Cunac
Environnement
Par D'Harlingue Julie
Publié le 11/12/2020 à 16:24

Dossier : Vers une disparition des vignes d'ici 2050 en Occitanie ?

Souvenez vous, la terre. Il y a 3 ans. Les feuilles cramées par la sécheresse. Et des vignerons, effarés. Toute l’Occitanie était touchée par un épisode de sécheresse.

Entre 2013 et 2018 l’Occitanie, premier vignoble de France en terme d'hectare a vu ses surfaces chuter de 30 %.

Conséquences des difficultés financières, des  primes à l’arrachage ou encore du réchauffement climatique …

Alors comment l’Occitanie va t-elle pouvoir adapter ses 270 milles hectares de vignes ? Dossier. 


> Le boîtier pour mesurer l'humidité

Sinafis, c’est une entreprise créée en 2016 qui s’est donné pour mission de démocratiser la technologie dans l’agriculture d’abord, et notamment dans les vignes. L’entreprise a développe un outil low cost, fiable et produit de manière industrielle, ce qui permet de baisser les coûts. Un business model basé sur la location et non la vente pendant 3 ans, sous forme de forfait tout compris (matériel, accès internet, sav).

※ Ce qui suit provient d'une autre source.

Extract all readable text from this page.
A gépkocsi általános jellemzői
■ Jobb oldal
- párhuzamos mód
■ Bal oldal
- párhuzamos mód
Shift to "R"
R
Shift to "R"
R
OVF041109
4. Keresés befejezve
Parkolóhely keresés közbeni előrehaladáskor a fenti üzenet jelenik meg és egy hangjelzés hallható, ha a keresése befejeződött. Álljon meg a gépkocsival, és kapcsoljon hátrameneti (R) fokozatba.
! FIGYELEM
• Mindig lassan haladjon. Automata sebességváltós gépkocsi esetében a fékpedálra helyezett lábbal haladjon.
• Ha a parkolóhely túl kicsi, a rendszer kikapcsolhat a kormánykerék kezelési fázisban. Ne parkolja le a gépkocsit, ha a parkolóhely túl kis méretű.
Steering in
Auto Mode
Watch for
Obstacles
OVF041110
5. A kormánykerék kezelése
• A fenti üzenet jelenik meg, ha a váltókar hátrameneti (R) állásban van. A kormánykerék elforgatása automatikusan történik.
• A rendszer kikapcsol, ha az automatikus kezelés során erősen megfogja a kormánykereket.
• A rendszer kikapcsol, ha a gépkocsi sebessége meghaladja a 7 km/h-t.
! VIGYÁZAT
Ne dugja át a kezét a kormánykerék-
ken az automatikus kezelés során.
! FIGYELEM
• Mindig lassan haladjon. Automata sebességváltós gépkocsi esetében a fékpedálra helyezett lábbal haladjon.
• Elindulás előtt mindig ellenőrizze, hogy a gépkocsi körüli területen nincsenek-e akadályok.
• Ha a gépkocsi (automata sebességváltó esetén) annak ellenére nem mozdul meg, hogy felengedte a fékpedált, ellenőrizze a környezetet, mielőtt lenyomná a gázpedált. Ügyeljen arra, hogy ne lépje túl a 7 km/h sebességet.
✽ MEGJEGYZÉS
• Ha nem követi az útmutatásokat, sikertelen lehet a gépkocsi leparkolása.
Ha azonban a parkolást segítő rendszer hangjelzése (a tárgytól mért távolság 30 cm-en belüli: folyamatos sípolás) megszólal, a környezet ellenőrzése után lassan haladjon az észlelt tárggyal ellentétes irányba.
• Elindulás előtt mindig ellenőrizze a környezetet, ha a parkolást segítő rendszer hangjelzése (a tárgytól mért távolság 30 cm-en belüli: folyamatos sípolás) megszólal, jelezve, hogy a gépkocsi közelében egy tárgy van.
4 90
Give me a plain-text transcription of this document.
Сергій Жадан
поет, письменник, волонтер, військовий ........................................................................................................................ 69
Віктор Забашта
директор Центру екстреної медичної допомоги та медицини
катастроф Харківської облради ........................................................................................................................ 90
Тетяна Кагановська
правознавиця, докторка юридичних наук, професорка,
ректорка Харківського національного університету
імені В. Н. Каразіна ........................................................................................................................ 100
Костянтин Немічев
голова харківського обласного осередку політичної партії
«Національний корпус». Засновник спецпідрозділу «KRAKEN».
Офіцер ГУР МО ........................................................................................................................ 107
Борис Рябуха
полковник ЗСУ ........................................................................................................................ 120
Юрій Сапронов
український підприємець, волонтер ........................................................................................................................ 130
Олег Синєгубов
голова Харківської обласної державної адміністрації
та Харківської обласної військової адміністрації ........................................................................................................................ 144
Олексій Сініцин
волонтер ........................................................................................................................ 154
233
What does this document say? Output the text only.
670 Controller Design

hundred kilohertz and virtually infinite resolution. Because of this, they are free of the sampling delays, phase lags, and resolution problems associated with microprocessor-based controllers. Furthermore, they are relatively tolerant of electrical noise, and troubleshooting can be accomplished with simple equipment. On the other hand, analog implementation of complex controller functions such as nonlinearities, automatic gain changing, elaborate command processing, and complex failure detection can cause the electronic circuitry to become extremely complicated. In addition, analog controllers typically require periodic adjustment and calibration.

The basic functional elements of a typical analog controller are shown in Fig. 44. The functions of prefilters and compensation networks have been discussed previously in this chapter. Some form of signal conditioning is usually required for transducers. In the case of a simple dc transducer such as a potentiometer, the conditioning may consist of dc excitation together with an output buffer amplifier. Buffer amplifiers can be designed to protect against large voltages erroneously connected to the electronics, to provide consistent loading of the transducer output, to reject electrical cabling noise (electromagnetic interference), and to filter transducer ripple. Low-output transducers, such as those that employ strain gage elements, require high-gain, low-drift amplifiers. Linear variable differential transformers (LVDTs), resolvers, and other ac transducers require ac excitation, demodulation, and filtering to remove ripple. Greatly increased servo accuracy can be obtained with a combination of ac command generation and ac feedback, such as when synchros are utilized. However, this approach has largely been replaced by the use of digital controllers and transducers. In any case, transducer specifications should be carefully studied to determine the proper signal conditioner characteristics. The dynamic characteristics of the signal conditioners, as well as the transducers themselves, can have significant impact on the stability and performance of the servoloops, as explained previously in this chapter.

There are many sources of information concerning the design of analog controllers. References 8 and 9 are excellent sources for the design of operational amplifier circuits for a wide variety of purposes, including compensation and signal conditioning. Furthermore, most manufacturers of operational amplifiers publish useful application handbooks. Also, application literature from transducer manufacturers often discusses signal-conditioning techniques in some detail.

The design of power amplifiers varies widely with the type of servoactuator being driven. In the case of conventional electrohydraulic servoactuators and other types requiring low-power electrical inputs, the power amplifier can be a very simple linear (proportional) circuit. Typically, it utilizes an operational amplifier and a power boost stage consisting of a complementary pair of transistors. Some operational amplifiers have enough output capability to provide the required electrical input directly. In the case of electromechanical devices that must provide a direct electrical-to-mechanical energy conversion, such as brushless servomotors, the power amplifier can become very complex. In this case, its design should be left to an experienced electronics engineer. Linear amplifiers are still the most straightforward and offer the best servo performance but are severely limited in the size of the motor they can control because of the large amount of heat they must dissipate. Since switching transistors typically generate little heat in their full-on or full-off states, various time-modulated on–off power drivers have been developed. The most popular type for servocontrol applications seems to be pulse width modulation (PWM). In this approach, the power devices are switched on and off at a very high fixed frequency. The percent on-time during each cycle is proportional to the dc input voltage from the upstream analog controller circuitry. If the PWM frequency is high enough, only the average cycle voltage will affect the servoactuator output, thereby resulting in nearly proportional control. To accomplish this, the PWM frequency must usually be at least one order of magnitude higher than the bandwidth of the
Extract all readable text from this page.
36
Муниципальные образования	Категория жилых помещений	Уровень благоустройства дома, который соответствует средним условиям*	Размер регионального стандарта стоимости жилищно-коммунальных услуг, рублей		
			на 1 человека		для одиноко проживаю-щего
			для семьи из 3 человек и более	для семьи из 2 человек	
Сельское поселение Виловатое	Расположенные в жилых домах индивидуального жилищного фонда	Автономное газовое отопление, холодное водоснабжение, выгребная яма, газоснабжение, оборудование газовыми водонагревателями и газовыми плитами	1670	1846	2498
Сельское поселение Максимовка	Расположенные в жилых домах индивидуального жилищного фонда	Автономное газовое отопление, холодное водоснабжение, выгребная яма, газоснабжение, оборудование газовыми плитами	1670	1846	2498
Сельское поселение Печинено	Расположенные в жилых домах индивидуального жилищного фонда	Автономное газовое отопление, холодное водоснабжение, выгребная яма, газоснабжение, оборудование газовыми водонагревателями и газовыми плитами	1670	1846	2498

Ce dispositif créé en 2017, c’est un boitier avec une sonde à l’intérieur qui mesure température et humidité de l’air, un indicateur gps, et un modem sigfox. Rattachée au boitier, une sonde qui mesure l’humectation d’une feuille (humidité, rosée), et une sonde de sol à planter au pied des vignes. Toutes ces données sont transmises en temps réel via le réseau sur le site internet pour consulter ces observations. L’idée c’est d’observer les besoins en eau, en produits phytosanitaires, pour réduire un maximum ces usages. Et donc faire des économies. Un outil au quotidien qui permet de savoir quand arroser ou épandre dans les vignes selon les observations relevées par ce dispositif. En moyenne, c’est 10 à 15% de produits phytosanitaires en moins, et 5 à 15% d’eau en moins. Mais chez certains, comme ce viticulteur basé à Cunac près d’Albi, c’est 25% de produits phytosanitaires en moins. Sébastien Ferral, 47 ans qui a repris l’exploitation familiale, utilise cette technologie dans ses 20 hectares de vignes depuis 2 ans. Il produit exclusivement du vin rouge à base des cépages gamay, duras, braucol.


Aujourd’hui, ce sont près de 200 boitiers Sinafis dans les vignes d’Occitanie.


> L'enherbement, technique ancestrale 

À cheval entre Aigues-Mortes et le Grau-du-Roi, entouré de part et d'autre de salins, le Domaine Royal de Jarras s'étend sur 900 ha, dont 420 ha de vignes. Depuis sa création en 1883, le domaine a su évoluer avec son temps et s'adapter aux changements climatiques. Converti en bio depuis 2019, le domaine est sensible à son impact écologique. Dans un environnement à la biodiversité typique, la Camargue, les vignes ne sont pas plantées dans la terre mais directement dans du sable. Cette singularité accentue la problématique de l'irrigation des pieds, le sable ne retenant pas l'eau. Le domaine a opté pour la technique de l'enherbement des vignes. De l'orge, du seigle et des trèfles sont plantés entre les rangées pour conserver la fraicheur et l'humidité dans le sol. Une technique qui évite l'utilisation de désherbant et réduit le travail au sol des machines. Si la technique de l'enherbement des vignes durant l'hiver est utilisée depuis des décennies au domaine royal de Jarras, cette année, l'équipe teste un enherbement à l'année, sur une parcelle de 8 ha. Déjà semé, le trèfle commence a sortir malgré le manque de pluie de cet automne. D'ici quelques semaines, un troupeau de moutons viendra pâturer dans les vignes pour brouter l'enherbement, afin d'éviter que les herbes ne deviennent trop hautes. 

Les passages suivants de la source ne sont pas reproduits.